There’s a famous quote by Nietzsche:  Whoever fights monsters should see to it that in the process he does not become a monster.

What brought this quote to mind was not something about terrorists or torturers, bombs or war, but two stories I happened to read today about everyday things here at home.  One is a story about teenage girls in a small town.  The other about a prison artist in solitary confinement.

Meet Helen Brady:

She is just 14 years old. While many other girls her age are filling the chatmosphere with gabby text messages, Helen is practicing arresting illegal immigrants. (Or, in this case, her friend Courtney.)

And Donny Johnson:

His paintbrush, made from plastic wrap, foil and strands of his own hair, lay on the lower bunk. So did his paints, leached from M&Ms and sitting in little white plastic containers that once held packets of grape jelly. Next to them was a stack of the blank postcards that are his canvases.

Helen’s story is told in the LA Weekly’s Girls Gone Border Patrol.  Donny’s is described in the New York Times article (via the IHT), M&Ms color a prison artist’s solitary life.  Both articles are quite lengthy, but well worth reading in full.  Both articles have stuck with me all day.  They’re odd stories.

Another day, and what sounds like another arrest on the Arizona border. Naco is a city where “The Border” is no abstraction. It is the painfully real corrugated-steel barrier — rusted in spots, barbed in others — that slices the town neatly in two. One half for the United States, one half for Mexico. In Naco, the border is where illegal immigrants and the Border Patrol come to perform their intricate ballet of catch-and-release.

(…)Helen, along with 20 other teens, is an officially certified Border Patrol Explorer Scout. The 90-day training program, started last year by the Boy Scouts, exposes teens, ages 14 through 17, to a career with the Border Patrol. “It gives you a cool feeling, like you’re a real agent or something,” says Helen.

Border Patrol Captain Terrence Ford started off with the basics of statutory and criminal law. But the fare quickly became more challenging — if not controversial. The teens learn to raid buildings. They learn to pull cars off the road. They learn to shoot guns. They even learn to track “illegal immigrants” — or advisers dressed as illegal immigrants — on moonless nights with night-vision goggles.

This is definitely not your father’s scouting program, but it’s still a huge hit with parents. Enrollment is swelling.

Last Friday night, more than 500 people jammed into a gallery in San Miguel de Allende, Mexico, to assess 25 of Donny Johnson’s small, intense works. There was sangria, as well as big bowls of M&Ms. By the end of the evening, six of the postcard paintings had sold, for $500 each.

(…) Most prison art, the kind created in crafts classes and sold in gift shops, tends toward kitsch and caricature.
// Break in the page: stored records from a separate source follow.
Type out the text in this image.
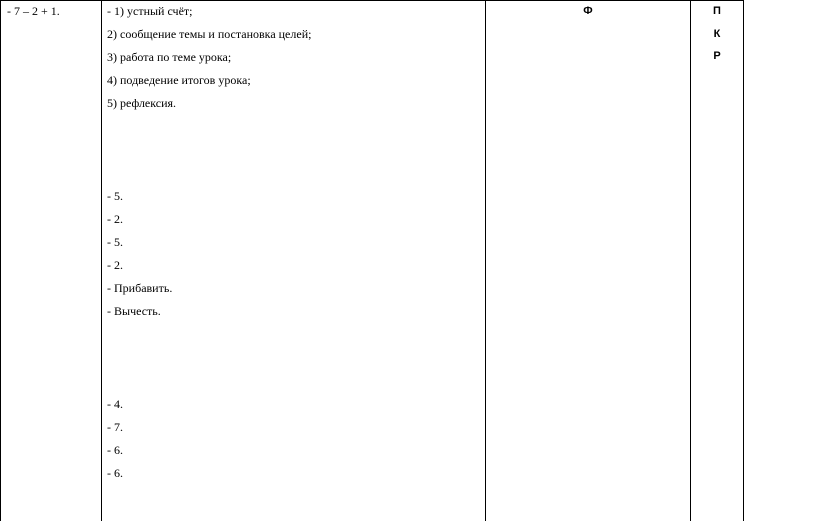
- 7 – 2 + 1.	- 1) устный счёт;
2) сообщение темы и постановка целей;
3) работа по теме урока;
4) подведение итогов урока;
5) рефлексия.
- 5.
- 2.
- 5.
- 2.
- Прибавить.
- Вычесть.
- 4.
- 7.
- 6.
- 6.
Ф	П
К
Р
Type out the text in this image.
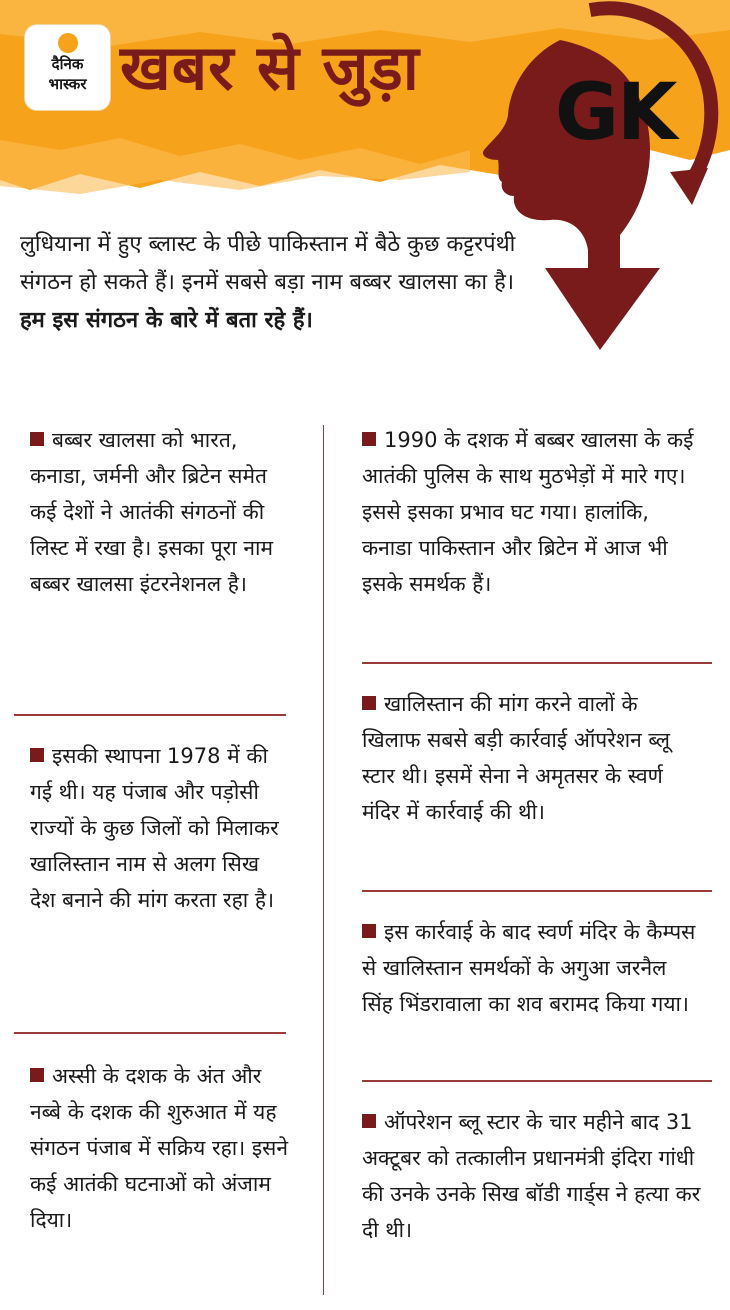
GK
दैनिक
भास्कर खबर से जुड़ा
लुधियाना में हुए ब्लास्ट के पीछे पाकिस्तान में बैठे कुछ कट्टरपंथी संगठन हो सकते हैं। इनमें सबसे बड़ा नाम बब्बर खालसा का है। हम इस संगठन के बारे में बता रहे हैं।
बब्बर खालसा को भारत, कनाडा, जर्मनी और ब्रिटेन समेत कई देशों ने आतंकी संगठनों की लिस्ट में रखा है। इसका पूरा नाम बब्बर खालसा इंटरनेशनल है।
इसकी स्थापना 1978 में की गई थी। यह पंजाब और पड़ोसी राज्यों के कुछ जिलों को मिलाकर खालिस्तान नाम से अलग सिख देश बनाने की मांग करता रहा है।
अस्सी के दशक के अंत और नब्बे के दशक की शुरुआत में यह संगठन पंजाब में सक्रिय रहा। इसने कई आतंकी घटनाओं को अंजाम दिया।
1990 के दशक में बब्बर खालसा के कई आतंकी पुलिस के साथ मुठभेड़ों में मारे गए। इससे इसका प्रभाव घट गया। हालांकि, कनाडा पाकिस्तान और ब्रिटेन में आज भी इसके समर्थक हैं।
खालिस्तान की मांग करने वालों के खिलाफ सबसे बड़ी कार्रवाई ऑपरेशन ब्लू स्टार थी। इसमें सेना ने अमृतसर के स्वर्ण मंदिर में कार्रवाई की थी।
इस कार्रवाई के बाद स्वर्ण मंदिर के कैम्पस से खालिस्तान समर्थकों के अगुआ जरनैल सिंह भिंडरावाला का शव बरामद किया गया।
ऑपरेशन ब्लू स्टार के चार महीने बाद 31 अक्टूबर को तत्कालीन प्रधानमंत्री इंदिरा गांधी की उनके उनके सिख बॉडी गार्ड्स ने हत्या कर दी थी।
But there are no classes or art supplies where Johnson is held, and his powerful, largely abstract paintings are something different. They reflect the sensory deprivation and diminished depth perception of someone held in a windowless cell for almost two decades.
 
 They pulse, some artists on the outside say, with memory and longing and madness. Others are less impressed, saying the works are interesting examples of human ingenuity but fall short of real artistic achievement.

But it’s the details that get to me.

For teens on the American side of Naco, the border is a means of security — and even a potential career opportunity. But below the line, in Naco, Mexico, the border is the subject of hatred. For Mexican teens developing an identity and a sense of their place in the world, it represents a constant slap in the face — and, in their eyes, the ultimate double standard. It keeps friends and family on opposite sides of the fence from visiting each other, while ensuring that the Mexican half of Naco is forever abloom with border crossers and drug smugglers.

(…)Helen Brady has never ventured south of the border, despite being able to see Mexico from her back yard.

About 3,300 of the state’s most dangerous prisoners are held at Pelican Bay, which is among the toughest prisons in the nation. But even here there are varying levels of security. The problem prisoners, like Johnson, are held in the Security Housing Unit, which everyone calls the SHU.
 
 He lives in an 8-by-12-foot concrete cell. His meals are pushed through a slot in the door. Except for the odd visitor, whom he talks to through thick plexiglass, he interacts with no one. He has not touched another person in 17 years.

I can’t shake the thoughts of Helen and Donny, although they couldn’t be more different.  Donny’s a murderer, Helen’s a kid, but they’re both a part of something bigger.  They’re connected somehow with something brutal, something monstrous, in the heart of our system.  They’re symptoms of some madness we indulge.

We need to stop fighting monsters.  Nietzsche’s quote ends with this warning —  And if you gaze long enough into the abyss, the abyss will gaze back into you.  

I imagine the abyss stares out of Donny’s eyes, the eyes of a killer who hasn’t touched another human in 17 years.  But I imagine a glint of it in Helen’s eyes as well, and all the other little girls learning to hunt humans.